Thursday, 17 April 2025

On The 'Evil God Challenge'

 

A philosophy student was discussing philosopher Stephen Law’s ‘Evil God Challenge’, and I chipped in on his thread with this comment, which I made before on my own page:

“Stephen Law's ‘Evil God Challenge’ seems popular and well regarded in many atheistic circles – but while it’s a neat tool for exploring a contentious matter, I don’t think it’s a convincing philosophical device in the end. I think an evil God would not have the genius to create the kind of love, grace, kindness, forgiveness or laughter we see in the world. But a good God might quite conceivably create a world in which the absence of the best qualities produce hate, bitterness, unkindness, resentment and despair.”

The philosophy student asked a good question in response:

“But if omniscience is built into the hypothesis, why wouldn’t evil god have the know-how to create those things?”

Here was my reply, which I think touches something deep, and may be of wider interest, hence the re-posting here:

“I think this is a qualitative matter.
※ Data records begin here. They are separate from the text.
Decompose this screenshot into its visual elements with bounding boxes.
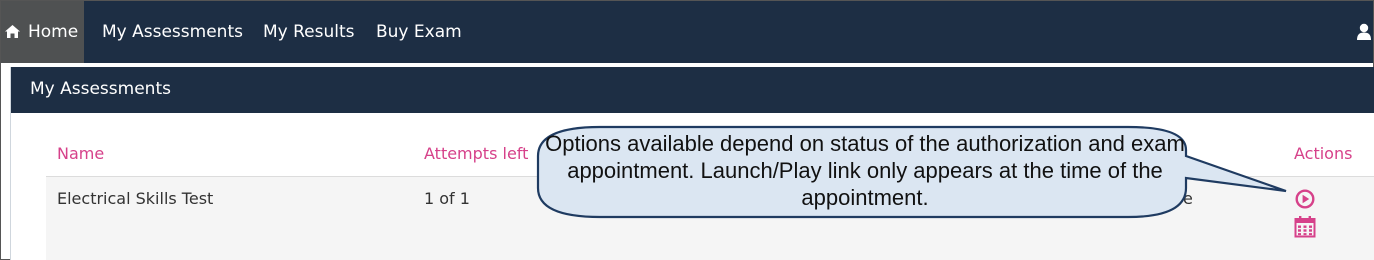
row-attempts-cell: 1 of 1: [424, 189, 470, 208]
play-icon[interactable]: [1295, 189, 1315, 209]
home-icon: [5, 25, 20, 38]
user-icon[interactable]: [1357, 23, 1371, 40]
panel-header: My Assessments: [11, 67, 1374, 113]
nav-item-home[interactable]: Home: [1, 1, 84, 63]
row-name-cell: Electrical Skills Test: [57, 189, 214, 208]
nav-item-my-assessments[interactable]: My Assessments: [102, 1, 243, 63]
nav-item-home-label: Home: [28, 22, 79, 42]
nav-item-buy-exam[interactable]: Buy Exam: [376, 1, 462, 63]
nav-item-my-results[interactable]: My Results: [263, 1, 355, 63]
panel-title: My Assessments: [30, 79, 171, 99]
column-header-name[interactable]: Name: [57, 144, 104, 163]
calendar-icon[interactable]: [1294, 215, 1316, 238]
top-navbar: Home My Assessments My Results Buy Exam: [1, 1, 1373, 63]
column-header-actions: Actions: [1294, 144, 1353, 163]
callout-text: Options available depend on status of th…: [545, 131, 1185, 210]
column-header-attempts-left[interactable]: Attempts left: [424, 144, 528, 163]
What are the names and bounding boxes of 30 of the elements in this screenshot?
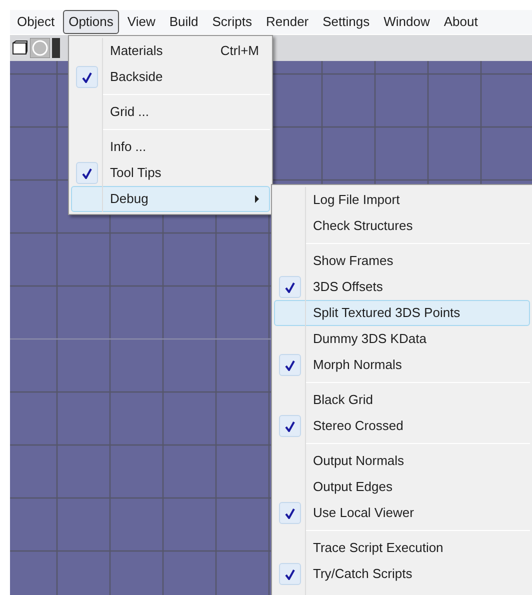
menu-item[interactable]: Split Textured 3DS Points bbox=[274, 300, 530, 326]
menu-bar-item[interactable]: Render bbox=[260, 10, 315, 34]
menu-item[interactable]: 3DS Offsets bbox=[274, 274, 530, 300]
menu-item[interactable]: Use Local Viewer bbox=[274, 500, 530, 526]
menu-item[interactable]: Black Grid bbox=[274, 387, 530, 413]
menu-item[interactable]: Check Structures bbox=[274, 213, 530, 239]
menu-item[interactable]: Dummy 3DS KData bbox=[274, 326, 530, 352]
menu-item[interactable]: Output Edges bbox=[274, 474, 530, 500]
box-icon[interactable] bbox=[12, 40, 28, 56]
menu-bar-item[interactable]: Window bbox=[378, 10, 436, 34]
menu-item[interactable]: Backside bbox=[71, 64, 270, 90]
menu-bar-item[interactable]: Build bbox=[163, 10, 204, 34]
menu-item[interactable]: Stereo Crossed bbox=[274, 413, 530, 439]
menu-item[interactable]: Try/Catch Scripts bbox=[274, 561, 530, 587]
menu-bar-item[interactable]: Object bbox=[11, 10, 61, 34]
menu-item[interactable]: Morph Normals bbox=[274, 352, 530, 378]
menu-item[interactable]: Info ... bbox=[71, 134, 270, 160]
menu-item[interactable]: Tool Tips bbox=[71, 160, 270, 186]
menu-bar-item[interactable]: About bbox=[438, 10, 484, 34]
menu-item[interactable]: Grid ... bbox=[71, 99, 270, 125]
menu-item[interactable]: Output Normals bbox=[274, 448, 530, 474]
menu-bar-item[interactable]: Options bbox=[62, 10, 120, 34]
menu-item[interactable]: Trace Script Execution bbox=[274, 535, 530, 561]
menu-item[interactable]: Materials Ctrl+M bbox=[71, 38, 270, 64]
menu-bar-item[interactable]: Scripts bbox=[206, 10, 258, 34]
menu-bar-item[interactable]: Settings bbox=[316, 10, 376, 34]
menu-item[interactable]: Show Frames bbox=[274, 248, 530, 274]
menu-bar-item[interactable]: View bbox=[121, 10, 162, 34]
menu-item[interactable]: Log File Import bbox=[274, 187, 530, 213]
menu-item[interactable]: Debug bbox=[71, 186, 270, 212]
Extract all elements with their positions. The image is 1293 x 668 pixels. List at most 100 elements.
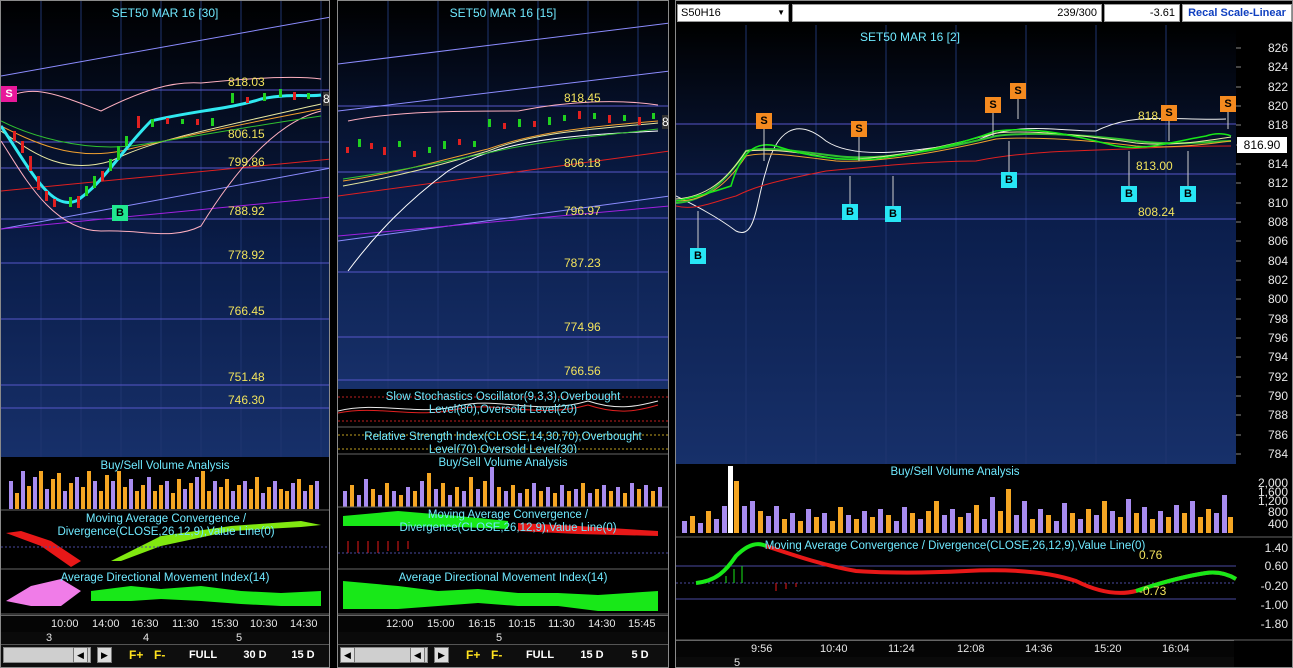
middle-chart-title: SET50 MAR 16 [15] <box>449 6 557 20</box>
zoom-in-button[interactable]: F+ <box>129 648 143 662</box>
range-5d-button[interactable]: 5 D <box>620 647 660 663</box>
time-label: 10:15 <box>508 618 536 630</box>
level-label: 813.00 <box>1136 159 1173 173</box>
buy-signal[interactable]: B <box>690 248 706 264</box>
macd-axis-tick: -0.20 <box>1260 579 1288 593</box>
sell-signal[interactable]: S <box>1 86 17 102</box>
level-label: 818.45 <box>564 91 601 105</box>
last-price-label: 816.90 <box>1237 137 1287 153</box>
date-label: 5 <box>496 632 503 644</box>
level-label: 751.48 <box>228 370 265 384</box>
macd-panel-label: Moving Average Convergence / Divergence(… <box>399 509 617 534</box>
left-price-chart[interactable] <box>1 1 330 668</box>
sell-signal[interactable]: S <box>1220 96 1236 112</box>
time-label: 15:30 <box>211 618 239 630</box>
middle-toolbar: ◀ ◀ ▶ F+ F- FULL 15 D 5 D <box>338 644 668 667</box>
level-label: 818.03 <box>228 75 265 89</box>
buy-signal[interactable]: B <box>842 204 858 220</box>
y-axis-tick: 800 <box>1267 292 1288 306</box>
time-axis: 10:00 14:00 16:30 11:30 15:30 10:30 14:3… <box>1 615 329 632</box>
y-axis-tick: 796 <box>1267 331 1288 345</box>
y-axis-tick: 804 <box>1267 254 1288 268</box>
scroll-right-icon[interactable]: ▶ <box>97 647 112 663</box>
adx-panel-label: Average Directional Movement Index(14) <box>398 572 608 584</box>
zoom-out-button[interactable]: F- <box>154 648 165 662</box>
sell-signal[interactable]: S <box>756 113 772 129</box>
volume-axis-tick: 400 <box>1267 517 1288 531</box>
volume-panel-label: Buy/Sell Volume Analysis <box>890 466 1020 478</box>
y-axis-tick: 802 <box>1267 273 1288 287</box>
y-axis-tick: 798 <box>1267 312 1288 326</box>
volume-panel-label: Buy/Sell Volume Analysis <box>100 460 230 472</box>
macd-value-label: -0.73 <box>1139 584 1167 598</box>
level-label: 787.23 <box>564 256 601 270</box>
time-axis: 9:56 10:40 11:24 12:08 14:36 15:20 16:04 <box>676 640 1234 657</box>
level-label: 799.86 <box>228 155 265 169</box>
level-label: 766.45 <box>228 304 265 318</box>
scroll-right-icon[interactable]: ▶ <box>434 647 449 663</box>
time-label: 11:24 <box>888 643 915 655</box>
time-label: 15:45 <box>628 618 656 630</box>
sell-signal[interactable]: S <box>985 97 1001 113</box>
right-chart-pane[interactable]: S50H16 ▼ 239/300 -3.61 Recal Scale-Linea… <box>675 0 1293 668</box>
y-axis-tick: 818 <box>1267 118 1288 132</box>
sell-signal[interactable]: S <box>1161 105 1177 121</box>
macd-axis-tick: 0.60 <box>1264 559 1288 573</box>
left-chart-title: SET50 MAR 16 [30] <box>111 6 219 20</box>
buy-signal[interactable]: B <box>1001 172 1017 188</box>
middle-price-chart[interactable] <box>338 1 669 668</box>
time-label: 11:30 <box>172 618 199 630</box>
left-chart-pane[interactable]: SET50 MAR 16 [30] 818.03 806.15 799.86 7… <box>0 0 330 668</box>
scroll-left-icon[interactable]: ◀ <box>73 647 88 663</box>
level-label: 818. <box>1138 109 1162 123</box>
scroll-left-icon[interactable]: ◀ <box>410 647 425 663</box>
time-label: 14:30 <box>290 618 318 630</box>
time-label: 16:15 <box>468 618 496 630</box>
zoom-in-button[interactable]: F+ <box>466 648 480 662</box>
level-label: 808.24 <box>1138 205 1175 219</box>
buy-signal[interactable]: B <box>1180 186 1196 202</box>
range-15d-button[interactable]: 15 D <box>572 647 612 663</box>
scroll-left-icon[interactable]: ◀ <box>340 647 355 663</box>
full-range-button[interactable]: FULL <box>518 647 562 663</box>
y-axis-tick: 792 <box>1267 370 1288 384</box>
time-label: 9:56 <box>751 643 773 655</box>
middle-chart-pane[interactable]: SET50 MAR 16 [15] 818.45 806.18 796.97 7… <box>337 0 669 668</box>
y-axis-tick: 786 <box>1267 428 1288 442</box>
y-axis-tick: 810 <box>1267 196 1288 210</box>
adx-panel-label: Average Directional Movement Index(14) <box>60 572 270 584</box>
buy-signal[interactable]: B <box>1121 186 1137 202</box>
sell-signal[interactable]: S <box>1010 83 1026 99</box>
y-axis-tick: 806 <box>1267 234 1288 248</box>
y-axis-tick: 824 <box>1267 60 1288 74</box>
macd-axis-tick: -1.80 <box>1260 617 1288 631</box>
zoom-out-button[interactable]: F- <box>491 648 502 662</box>
level-label: 788.92 <box>228 204 265 218</box>
date-axis: 5 <box>676 657 1234 667</box>
date-label: 3 <box>46 632 53 644</box>
macd-axis-tick: 1.40 <box>1264 541 1288 555</box>
y-axis-tick: 808 <box>1267 215 1288 229</box>
macd-axis-tick: -1.00 <box>1260 598 1288 612</box>
date-label: 5 <box>236 632 243 644</box>
y-axis-tick: 826 <box>1267 41 1288 55</box>
range-15d-button[interactable]: 15 D <box>283 647 323 663</box>
time-label: 14:30 <box>588 618 616 630</box>
y-axis-tick: 814 <box>1267 157 1288 171</box>
time-label: 15:00 <box>427 618 455 630</box>
level-label: 778.92 <box>228 248 265 262</box>
level-label: 796.97 <box>564 204 601 218</box>
time-label: 10:40 <box>820 643 848 655</box>
time-label: 14:00 <box>92 618 120 630</box>
time-label: 16:30 <box>131 618 159 630</box>
buy-signal[interactable]: B <box>112 205 128 221</box>
full-range-button[interactable]: FULL <box>181 647 225 663</box>
sell-signal[interactable]: S <box>851 121 867 137</box>
time-label: 10:30 <box>250 618 278 630</box>
level-label: 746.30 <box>228 393 265 407</box>
time-label: 12:00 <box>386 618 414 630</box>
level-label: 774.96 <box>564 320 601 334</box>
range-30d-button[interactable]: 30 D <box>235 647 275 663</box>
buy-signal[interactable]: B <box>885 206 901 222</box>
stochastic-panel-label: Slow Stochastics Oscillator(9,3,3),Overb… <box>385 391 621 416</box>
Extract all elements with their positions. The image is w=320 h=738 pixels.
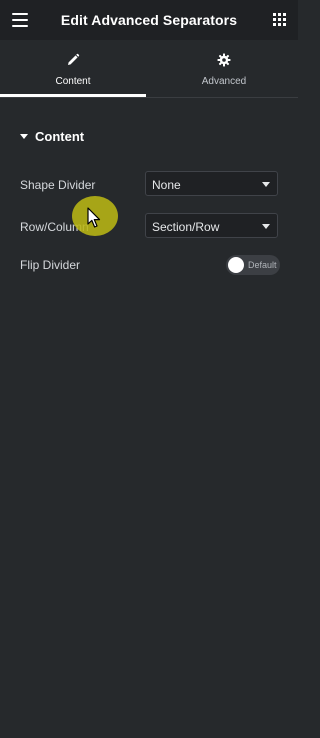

Omniscience might grant the know-how of a good God or an evil God to create love or beauty, but we are really considering motivational plausibility here, not technical capability. Omniscience grants the possession of knowledge - not its application in any particular moral direction. Qualitatively, in the creation framework, it’s more plausible to believe bad things in creation can serve ultimately good ends than gratuitous joy, deep and selfless love, or acts of redemptive grace can go on to serve a darker end. That is, qualitatively, the good God and the evil God hypotheses do not seem equiprobable, even if we could grant that omniscience contains the knowledge for both.

There is also probably something even more profound in the notion of creational capacity, regarding know-how, which may be hard to get our heads around – but would be something like this. Even with omniscience, evil God might not have the know-how to create such profound beauty and goodness, because it takes a certain qualitative depth of goodness to be able to create goodness in creation. You might call it an ontological asymmetry between good and evil, one that transcends mere power or information – a kind of metaphysical limitation. Suppose we have two musical geniuses, a good one and a bad one – and they both know everything about the theory of music. The good genius can certainly create dissonance, tension, even moments of ugliness - but only because they understand harmony, tonality, and structure. They have the inner ear for beauty, and they can subvert it meaningfully. The bad one knows the theory, and can create dissonance, tension, even moments of ugliness, but if they have a deaf spot that prevents them from hearing beauty or harmony, they could not generate it on a piano. Technically, perhaps the bad genius could reproduce the notes, but I don’t think we would say they created beauty in the way that the good genius did. The art would ring hollow, because the very source from which it springs - an attunement to beauty - is absent.”